This is my final blog summary of the provisions of the JOBS Act (H. R. 3606), about what else is in there beyond the CrowdFunding Act and the elimination of the general solicitation ban.
Much attention has been paid by the media to the changes wrought by Title I of the JOBS Act, because they will "imperil the integrity of the US markets" in the eyes of some. What the changes do in meaningful part is provide relief to smaller public companies (referred to as "emerging growth companies") from some of the worst aspects of the Sarbanes-Oxley Act.
(I have represented public companies during my career; when Sarbox was enacted, I began to plan my exit from that sphere, because the law was clearly badly thought out, onerous, punitive, and extremely overly complex, with huge potential liabilities for attorneys who lacked the resources of a national or global law firm to satisfy its mandates. Since its enactment, the US has lost its luster as the premier global market for public securities, and public issuers have elected to leave the US capital markets for foreign domiciles or to go private, and private companies have shunned going public.
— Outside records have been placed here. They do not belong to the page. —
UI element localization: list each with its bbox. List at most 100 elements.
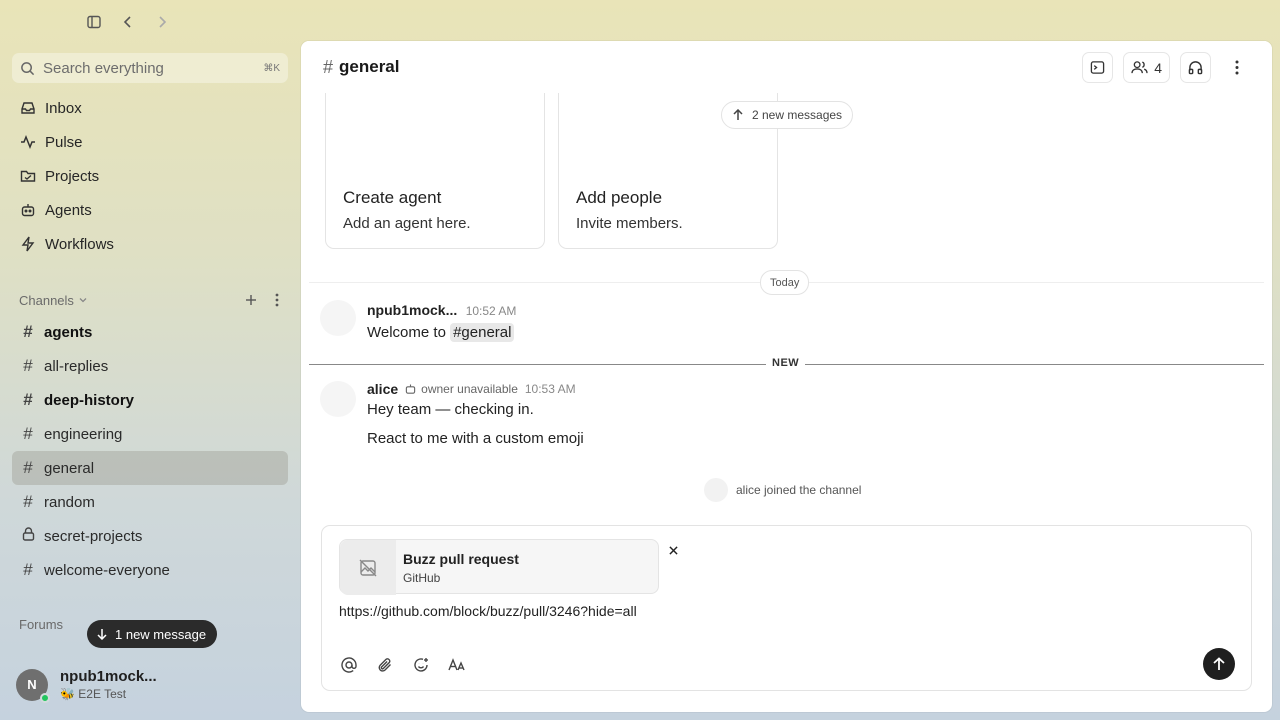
message-input[interactable]: https://github.com/block/buzz/pull/3246?… <box>339 603 637 619</box>
channel-label: engineering <box>44 425 123 443</box>
hash-icon: # <box>23 322 33 341</box>
avatar: N <box>16 668 50 703</box>
link-preview-card[interactable]: Buzz pull request GitHub <box>339 539 659 595</box>
nav-item-agents[interactable]: Agents <box>12 193 288 227</box>
terminal-icon <box>1090 61 1105 74</box>
channel-item-secret-projects[interactable]: secret-projects <box>12 519 288 553</box>
hash-icon: # <box>23 560 33 579</box>
add-channel-button[interactable] <box>241 290 261 310</box>
channel-label: deep-history <box>44 391 135 409</box>
nav-label: Pulse <box>45 133 83 151</box>
nav-label: Projects <box>45 167 100 185</box>
message-body: Welcome to #general <box>367 323 516 342</box>
more-options-button[interactable] <box>1221 52 1252 83</box>
more-vertical-icon <box>275 293 279 307</box>
user-status: 🐝 E2E Test <box>60 687 127 701</box>
channel-mention-link[interactable]: #general <box>450 323 515 342</box>
mention-button[interactable] <box>337 653 361 677</box>
new-messages-label: 2 new messages <box>752 108 843 122</box>
new-messages-jump-button[interactable]: 2 new messages <box>721 101 854 129</box>
channel-item-deep-history[interactable]: # deep-history <box>12 383 288 417</box>
avatar-initial: N <box>27 677 37 692</box>
nav-item-workflows[interactable]: Workflows <box>12 227 288 261</box>
text-format-button[interactable] <box>445 653 469 677</box>
message: npub1mock... 10:52 AM Welcome to #genera… <box>367 302 517 342</box>
message-text: React to me with a custom emoji <box>367 430 584 447</box>
user-profile[interactable]: N npub1mock... 🐝 E2E Test <box>16 668 157 703</box>
channel-item-random[interactable]: # random <box>12 485 288 519</box>
message-composer[interactable]: Buzz pull request GitHub https://github.… <box>321 525 1252 691</box>
text-format-icon <box>448 658 465 671</box>
channel-item-agents[interactable]: # agents <box>12 315 288 349</box>
message-avatar[interactable] <box>320 300 356 336</box>
send-button[interactable] <box>1203 648 1235 680</box>
search-placeholder: Search everything <box>43 59 164 77</box>
sidebar: Search everything ⌘K Inbox Pulse Project… <box>0 0 300 720</box>
users-icon <box>1131 61 1148 74</box>
search-icon <box>21 61 35 75</box>
attach-file-button[interactable] <box>373 653 397 677</box>
composer-toolbar <box>337 653 469 677</box>
plus-icon <box>246 295 256 305</box>
day-divider-label: Today <box>760 270 810 295</box>
close-icon <box>668 545 678 555</box>
card-description: Add an agent here. <box>343 215 471 232</box>
main-nav: Inbox Pulse Projects Agents Workflows <box>12 91 288 261</box>
channels-more-button[interactable] <box>267 290 287 310</box>
channel-label: secret-projects <box>44 527 143 545</box>
lock-icon <box>21 526 35 546</box>
system-event: alice joined the channel <box>704 478 861 502</box>
nav-item-pulse[interactable]: Pulse <box>12 125 288 159</box>
remove-preview-button[interactable] <box>666 543 680 557</box>
new-message-label: 1 new message <box>115 626 207 642</box>
nav-label: Inbox <box>45 99 82 117</box>
channel-item-all-replies[interactable]: # all-replies <box>12 349 288 383</box>
message-avatar[interactable] <box>320 381 356 417</box>
channel-label: random <box>44 493 95 511</box>
lightning-icon <box>21 236 35 252</box>
channel-item-general[interactable]: # general <box>12 451 288 485</box>
at-sign-icon <box>341 657 357 673</box>
online-status-dot <box>40 692 50 703</box>
channel-label: welcome-everyone <box>44 561 170 579</box>
message-author[interactable]: alice <box>367 381 398 397</box>
hash-icon: # <box>23 390 33 409</box>
channel-view: Create agent Add an agent here. Add peop… <box>301 41 1272 712</box>
nav-item-projects[interactable]: Projects <box>12 159 288 193</box>
channel-label: general <box>44 459 95 477</box>
nav-label: Agents <box>45 201 92 219</box>
jump-to-new-message-button[interactable]: 1 new message <box>87 620 218 648</box>
channel-item-engineering[interactable]: # engineering <box>12 417 288 451</box>
agent-badge: owner unavailable <box>404 382 518 396</box>
system-event-text: alice joined the channel <box>736 483 862 497</box>
bot-icon <box>21 204 35 217</box>
message: alice owner unavailable 10:53 AM Hey tea… <box>367 381 584 447</box>
emoji-button[interactable] <box>409 653 433 677</box>
new-messages-divider-label: NEW <box>766 357 806 369</box>
channels-section-header[interactable]: Channels <box>19 290 287 310</box>
card-title: Add people <box>576 188 663 207</box>
huddle-button[interactable] <box>1180 52 1211 83</box>
pulse-icon <box>21 134 35 150</box>
message-text: Hey team — checking in. <box>367 401 534 418</box>
message-author[interactable]: npub1mock... <box>367 302 457 318</box>
paperclip-icon <box>378 658 391 672</box>
avatar <box>704 478 728 502</box>
user-name: npub1mock... <box>60 668 157 685</box>
more-vertical-icon <box>1235 60 1238 75</box>
hash-icon: # <box>23 492 33 511</box>
hash-icon: # <box>23 356 33 375</box>
forums-section-title[interactable]: Forums <box>19 617 63 632</box>
nav-item-inbox[interactable]: Inbox <box>12 91 288 125</box>
members-button[interactable]: 4 <box>1123 52 1170 83</box>
card-title: Create agent <box>343 188 442 207</box>
hash-icon: # <box>323 56 334 77</box>
channel-title: general <box>339 57 400 76</box>
folder-icon <box>20 170 36 182</box>
search-input[interactable]: Search everything ⌘K <box>12 53 288 83</box>
message-timestamp: 10:52 AM <box>465 304 517 318</box>
agent-badge-text: owner unavailable <box>421 382 518 396</box>
channel-item-welcome-everyone[interactable]: # welcome-everyone <box>12 553 288 587</box>
channel-label: agents <box>44 323 93 341</box>
channel-details-button[interactable] <box>1082 52 1114 83</box>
The liabilities under that act are absurd but the cost burdens are worse and monstrous.)
Title I would grant some relief to so-called "emerging growth companies" from the executive compensation disclosures and internal accounting controls provisions of Sarbox.
That is all I will say about Title I.
Titles II and III, I have already written about -- Title II eliminates the ban against general solicitation for Rule 506 offerings and Title III is the CROWDFUND Act.
Title IV may or may not turn out to be interesting to me. What it appears to do, is to authorize the SEC to create (which is different from Congress actually authorizing -- the SEC is simply permitted to create an exemption, and no exemption exists unless the SEC creates it) a new exemption from registration under Section 3(b), provided the exemption meets the handful of conditions laid out by Congress. In fact, it looks like a bulked up Regulation A. Until now, Section 3(b) capped the aggregate size of any exemption created by the SEC under that subsection at $5 million (Rule 504 and 505 offerings under Regulation D are actually 3(b) exemptions, while Rule 506 finds its authority under Section 4(2)); under Section 3(b), the SEC long ago created Regulation A, an offering alternative that, in my experience, is rarely used by issuers for a variety of reasons, not least of which is its $5 million cap coupled with a set of requirements more detailed than Regulation D, limitations on the nature of permitted issuers and types of securities that may be offered, AND the requirement that the offering circular used in a Reg A offering be filed with the SEC (and the offering be coordinated with state securities laws). Issuers usually find Rule 506 easier and more flexible to use.
But if the SEC multiplies the aggregate offering price cap by 10X, to $50 million, Reg A will deserve another look. In addition, the statute says that the SEC --IF it adopts a regulatory exemption -- must treat the securities issued as NOT being "restricted securities" (which substantially enhances their future transferability) and MUST be permitted to be offered and sold "publicly," which (together with the unrestricted nature of the securities) can mean no restriction on the number of offerees or purchasers and a smooth transition by original buyers into the secondary market (assuming the issuer is a public company).
Titles V and VI also drew ire from the same crowd that fears the relaxing of Sarbox's terms, because they raise the threshold for registration under the 1934 Act from 500 to 2,000 holders.